Alain Chamfort: « Ce qui me manque, même si j’en ai fait mon deuil maintenant, c’est sa présence rassurante. Dans la vie, j’ai l’impression qu’on croise des gens qui vous deviennent essentiels. Marc a été ça pour moi. Depuis son départ, je n’ai plus retrouvé quelqu’un avec qui j’ai une telle connivence, une telle fusion. »

Alain Debaisieux« Il m’a appris à écouter les gros tubes les plus honteux, à les analyser et à voir pourquoi ça marche. En profondeur et sans préjugés. Il avait un grand respect du tube. Il disait que la scie Take Five de Dave Brubeck avait fait plus pour le jazz que n’importe quel Miles Davis. »

Ron Mael (des Sparks)« Marc était mon meilleur ami. Il m’a beaucoup inspiré, comme musicien bien sûr, mais aussi comme être humain. Une personne pleine d’élégance, d’intelligence et d’esprit. Pourtant, je ne parviens pas à lui pardonner de posséder plus d’albums de Miles Davis que moi ! »

Jacques Duvall« Prenons un morceau comme I Am You et faisons-en sa check-list. Musique noire : check. Electro : check. Pop : check. Morceau personnel : check. Morceau grand public : check. Bref, il y a tout, là-dedans ! »

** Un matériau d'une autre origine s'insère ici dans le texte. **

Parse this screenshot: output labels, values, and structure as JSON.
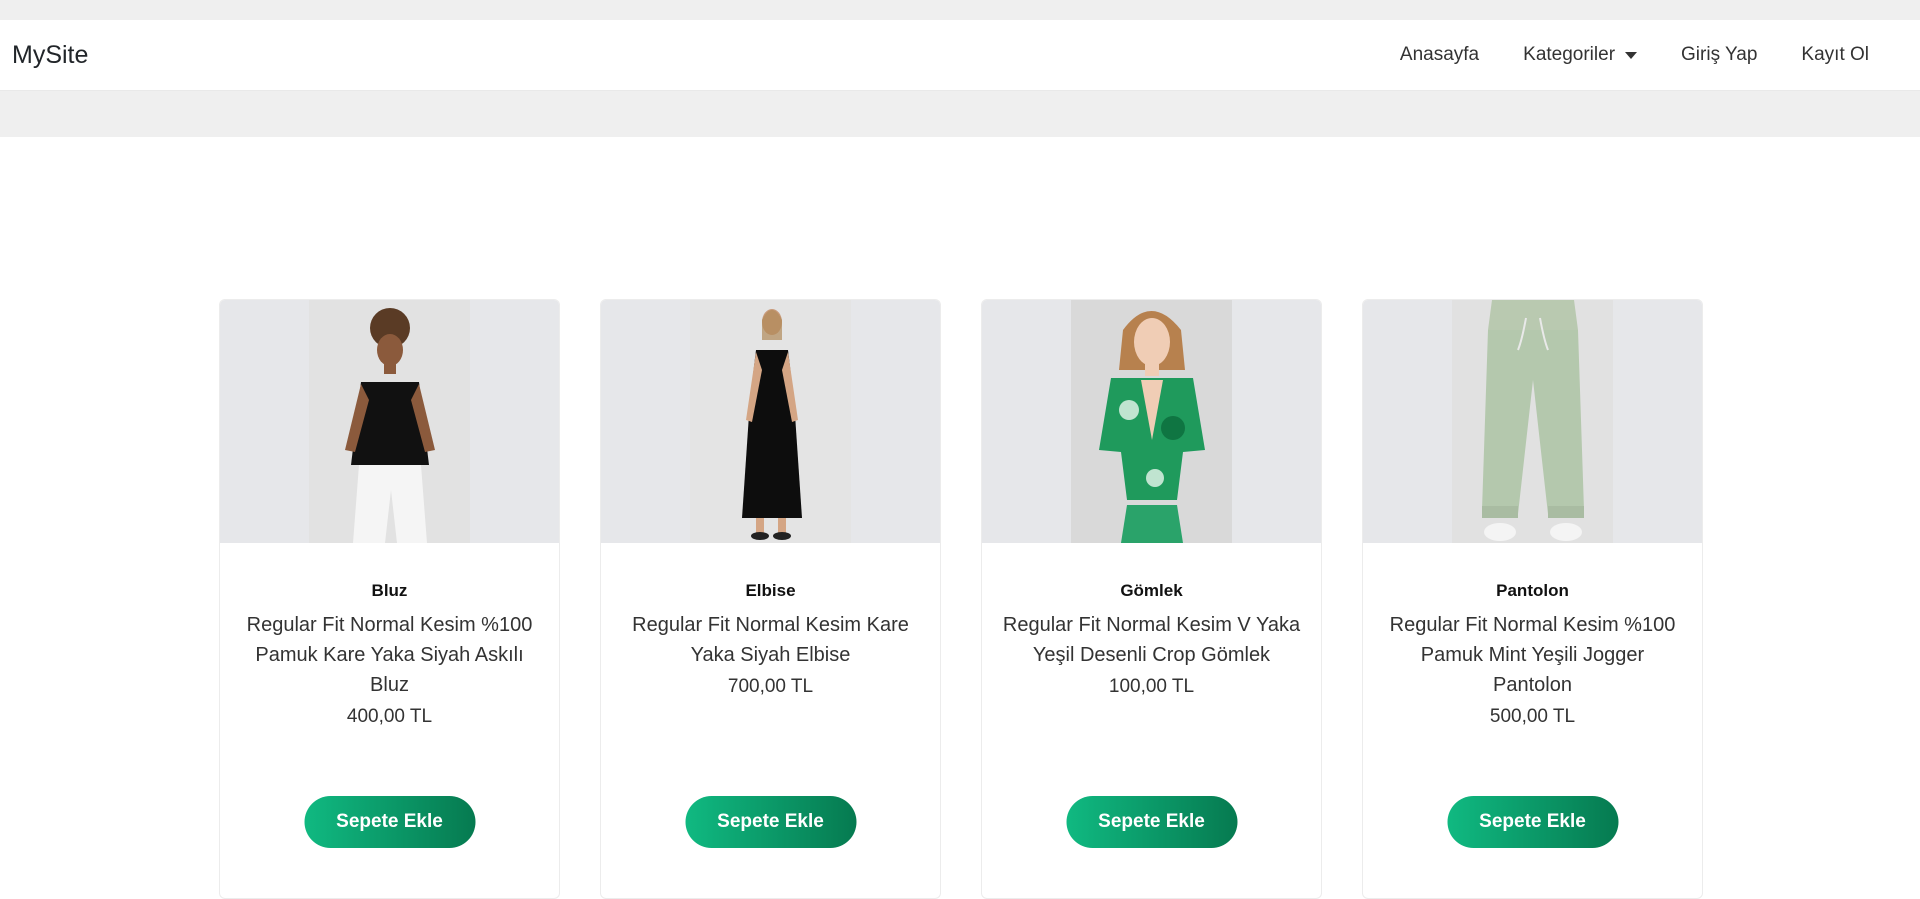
{
  "navbar": {
    "brand": "MySite",
    "links": [
      {
        "label": "Anasayfa"
      },
      {
        "label": "Kategoriler",
        "dropdown": true
      },
      {
        "label": "Giriş Yap"
      },
      {
        "label": "Kayıt Ol"
      }
    ]
  },
  "products": [
    {
      "category": "Bluz",
      "title": "Regular Fit Normal Kesim %100 Pamuk Kare Yaka Siyah Askılı Bluz",
      "price": "400,00 TL",
      "button": "Sepete Ekle"
    },
    {
      "category": "Elbise",
      "title": "Regular Fit Normal Kesim Kare Yaka Siyah Elbise",
      "price": "700,00 TL",
      "button": "Sepete Ekle"
    },
    {
      "category": "Gömlek",
      "title": "Regular Fit Normal Kesim V Yaka Yeşil Desenli Crop Gömlek",
      "price": "100,00 TL",
      "button": "Sepete Ekle"
    },
    {
      "category": "Pantolon",
      "title": "Regular Fit Normal Kesim %100 Pamuk Mint Yeşili Jogger Pantolon",
      "price": "500,00 TL",
      "button": "Sepete Ekle"
    }
  ],
  "colors": {
    "button_start": "#10b981",
    "button_end": "#067a50",
    "band": "#efefef"
  }
}
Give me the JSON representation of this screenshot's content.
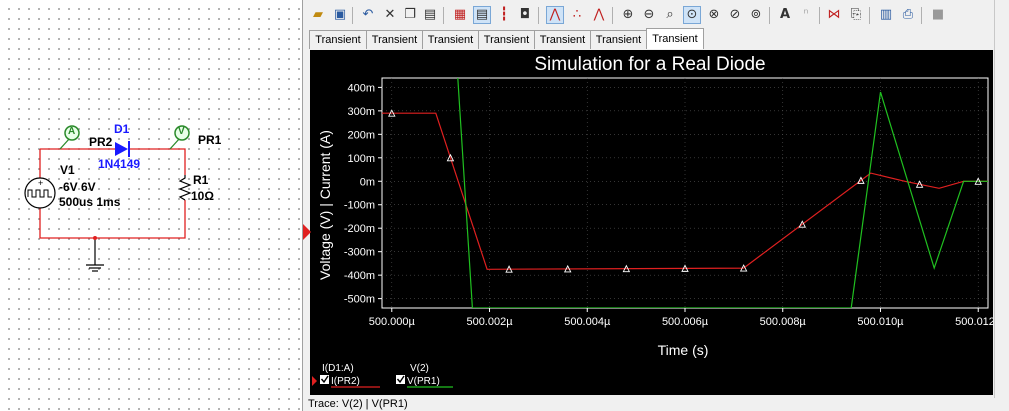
{
  "schematic": {
    "probe1": {
      "symbol": "A",
      "label": "PR2"
    },
    "probe2": {
      "symbol": "V",
      "label": "PR1"
    },
    "diode": {
      "ref": "D1",
      "model": "1N4149"
    },
    "source": {
      "ref": "V1",
      "line1": "-6V 6V",
      "line2": "500us 1ms"
    },
    "resistor": {
      "ref": "R1",
      "value": "10Ω"
    }
  },
  "toolbar": {
    "icons": [
      "open-icon",
      "save-icon",
      "undo-icon",
      "delete-icon",
      "copy-icon",
      "paste-icon",
      "grid-icon",
      "legend-icon",
      "cursor-icon",
      "dark-bg-icon",
      "line-plot-icon",
      "dot-plot-icon",
      "dotline-plot-icon",
      "zoom-in-icon",
      "zoom-out-icon",
      "zoom-area-icon",
      "zoom-full-icon",
      "zoom-x-icon",
      "zoom-y-icon",
      "text-icon",
      "overlay-icon",
      "add-trace-icon",
      "export-icon",
      "print-icon",
      "stop-icon"
    ]
  },
  "tabs": [
    "Transient",
    "Transient",
    "Transient",
    "Transient",
    "Transient",
    "Transient",
    "Transient"
  ],
  "active_tab": 6,
  "status_text": "Trace: V(2) | V(PR1)",
  "chart_data": {
    "type": "line",
    "title": "Simulation for a Real Diode",
    "xlabel": "Time (s)",
    "ylabel": "Voltage (V) | Current (A)",
    "x_ticks": [
      "500.000µ",
      "500.002µ",
      "500.004µ",
      "500.006µ",
      "500.008µ",
      "500.010µ",
      "500.012µ"
    ],
    "x_tick_values": [
      500.0,
      500.002,
      500.004,
      500.006,
      500.008,
      500.01,
      500.012
    ],
    "y_ticks": [
      "400m",
      "300m",
      "200m",
      "100m",
      "0m",
      "-100m",
      "-200m",
      "-300m",
      "-400m",
      "-500m"
    ],
    "y_tick_values": [
      0.4,
      0.3,
      0.2,
      0.1,
      0,
      -0.1,
      -0.2,
      -0.3,
      -0.4,
      -0.5
    ],
    "xlim": [
      499.9998,
      500.0122
    ],
    "ylim": [
      -0.54,
      0.44
    ],
    "grid": true,
    "background": "#000000",
    "series": [
      {
        "name": "I(D1:A)",
        "legend_sub": "I(PR2)",
        "color": "#e02020",
        "x": [
          499.9998,
          500.0009,
          500.00195,
          500.0072,
          500.0098,
          500.0105,
          500.0112,
          500.0117,
          500.0122
        ],
        "y": [
          0.29,
          0.29,
          -0.375,
          -0.37,
          0.035,
          0.0,
          -0.03,
          0.0,
          0.0
        ]
      },
      {
        "name": "V(2)",
        "legend_sub": "V(PR1)",
        "color": "#20c020",
        "x": [
          500.00135,
          500.00165,
          500.0094,
          500.01,
          500.0111,
          500.0117,
          500.0122
        ],
        "y": [
          0.44,
          -0.54,
          -0.54,
          0.38,
          -0.37,
          0.0,
          0.0
        ]
      }
    ]
  }
}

Philippe Geluck« Une énorme tristesse a accompagné son départ. Nous perdions un ami, mais aussi l’occasion de voir ce qu’il aurait fait avec dix, quinze ou vingt ans de plus. Je me dis souvent que c’est dramatique que lui soit parti alors que d’autres connards lui ont survécu. »

Laurence Fassbender (compagne de Marc)« Marc, après avoir quitté la RTBF, a choisi le confinement, il l’a presqu’inventé. »

Russell Mael (des Sparks)« Quand je pense à Marc, je pense à un ami qui pouvait vous parler autant de Miles Davis que des Schtroumpfs. Une combinaison rare. Une personne rare. Il a, dans mon esprit et mon cœur, une place à part.»